Matrix Zmartwychwstania na kolejnym zwiastunie
Ciekawe. Mamy starego Neo wydostającego się z kokonu! I brodatego Merowinga!
Coś czuję, że na jednym seansie w kinie się nie skończy, bo za pierwszym razem nikt nie będzie wiedział o co tam chodziło.
Czuję, że to będzie zajebisty film i gruuuuuuba dawka mieszającego w głowie lore. Maszyny toczące ze sobą wojnę, motyw deja vu, symulacja w symulacji. Wygląda na to, że "real world" z trylogii to też tak naprawdę symulacja, innego poziomu. Jest mnóstwo teorii związanych z każdym szczegółem trailerów które wyszły do tej pory i wszystko to rozsadza czaszkę. Wierzę, że to będzie świetny seans i nie mogę się doczekać.
Dawno już żadne trailer nie wywarł na mnie takiego wrażenia. Zobaczymy co z tego wyjdzie, ale uwielbiam uniwersum Matrixa i czekam na premierę, jest hype.
Zobaczymy, albo wyjdzie super film, albo kaszanka, która fanów wkurzy.

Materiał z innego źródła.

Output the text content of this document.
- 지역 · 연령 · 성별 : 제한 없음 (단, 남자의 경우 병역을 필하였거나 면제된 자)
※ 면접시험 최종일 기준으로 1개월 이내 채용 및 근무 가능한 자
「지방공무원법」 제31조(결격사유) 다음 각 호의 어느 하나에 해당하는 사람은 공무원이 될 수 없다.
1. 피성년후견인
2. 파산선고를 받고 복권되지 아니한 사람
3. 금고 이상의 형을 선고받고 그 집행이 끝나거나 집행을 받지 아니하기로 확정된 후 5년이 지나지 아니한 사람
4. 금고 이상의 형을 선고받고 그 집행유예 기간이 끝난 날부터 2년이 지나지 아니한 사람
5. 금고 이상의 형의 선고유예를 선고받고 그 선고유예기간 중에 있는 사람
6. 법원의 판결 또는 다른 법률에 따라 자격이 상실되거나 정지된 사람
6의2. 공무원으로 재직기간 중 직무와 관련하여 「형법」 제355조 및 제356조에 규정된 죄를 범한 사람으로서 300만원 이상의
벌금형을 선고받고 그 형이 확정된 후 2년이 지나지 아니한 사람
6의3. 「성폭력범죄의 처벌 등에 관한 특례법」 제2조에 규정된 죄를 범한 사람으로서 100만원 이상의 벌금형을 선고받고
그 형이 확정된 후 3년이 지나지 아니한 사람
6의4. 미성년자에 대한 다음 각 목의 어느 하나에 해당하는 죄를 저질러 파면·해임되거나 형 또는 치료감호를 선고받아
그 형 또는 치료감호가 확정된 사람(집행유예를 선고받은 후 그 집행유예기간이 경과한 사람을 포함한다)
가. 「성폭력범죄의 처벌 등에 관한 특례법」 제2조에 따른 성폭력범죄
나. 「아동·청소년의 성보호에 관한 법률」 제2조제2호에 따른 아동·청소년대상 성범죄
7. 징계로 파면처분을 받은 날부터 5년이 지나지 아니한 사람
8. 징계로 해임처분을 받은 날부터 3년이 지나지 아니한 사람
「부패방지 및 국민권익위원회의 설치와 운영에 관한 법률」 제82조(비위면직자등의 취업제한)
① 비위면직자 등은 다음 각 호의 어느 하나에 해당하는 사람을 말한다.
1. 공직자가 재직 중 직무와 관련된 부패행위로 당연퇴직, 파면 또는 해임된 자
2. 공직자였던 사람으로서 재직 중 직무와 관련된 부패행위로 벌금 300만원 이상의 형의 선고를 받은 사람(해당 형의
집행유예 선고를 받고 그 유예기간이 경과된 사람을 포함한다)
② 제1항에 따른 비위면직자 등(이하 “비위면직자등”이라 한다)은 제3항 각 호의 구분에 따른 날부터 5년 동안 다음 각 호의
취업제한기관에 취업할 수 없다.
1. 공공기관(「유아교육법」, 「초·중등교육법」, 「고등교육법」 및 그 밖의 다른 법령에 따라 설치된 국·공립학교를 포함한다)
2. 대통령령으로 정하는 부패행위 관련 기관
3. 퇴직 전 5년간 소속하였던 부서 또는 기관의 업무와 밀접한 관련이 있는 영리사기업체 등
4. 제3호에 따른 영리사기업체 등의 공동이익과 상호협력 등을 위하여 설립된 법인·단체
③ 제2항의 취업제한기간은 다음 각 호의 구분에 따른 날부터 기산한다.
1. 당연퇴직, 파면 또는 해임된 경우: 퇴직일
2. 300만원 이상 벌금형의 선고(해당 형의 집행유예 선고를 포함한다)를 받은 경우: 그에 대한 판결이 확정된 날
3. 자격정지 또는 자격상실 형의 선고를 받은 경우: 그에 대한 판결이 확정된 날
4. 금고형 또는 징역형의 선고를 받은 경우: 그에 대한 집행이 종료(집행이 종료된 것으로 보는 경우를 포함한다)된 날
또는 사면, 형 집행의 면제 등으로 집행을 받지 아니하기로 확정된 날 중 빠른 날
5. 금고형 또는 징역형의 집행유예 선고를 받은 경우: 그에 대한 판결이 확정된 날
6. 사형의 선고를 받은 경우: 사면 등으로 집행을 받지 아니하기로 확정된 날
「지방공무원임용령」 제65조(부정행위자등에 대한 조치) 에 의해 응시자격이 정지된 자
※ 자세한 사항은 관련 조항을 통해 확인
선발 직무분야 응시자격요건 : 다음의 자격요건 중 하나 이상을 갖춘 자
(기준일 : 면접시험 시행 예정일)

A ja w przeciwieństwie do kolegów wyżej jestem niestety sceptycznie nastawiony. Nowy trailer nie pokazał nic ciekawego, prócz faktu, że twórcy mocno grają na nostalgii, obawiam się klapy nic nie wnoszącej do uniwersum, odcinania kuponów na 30 latkach wychowanych na pierwszym Matrixie. Obym się mylił.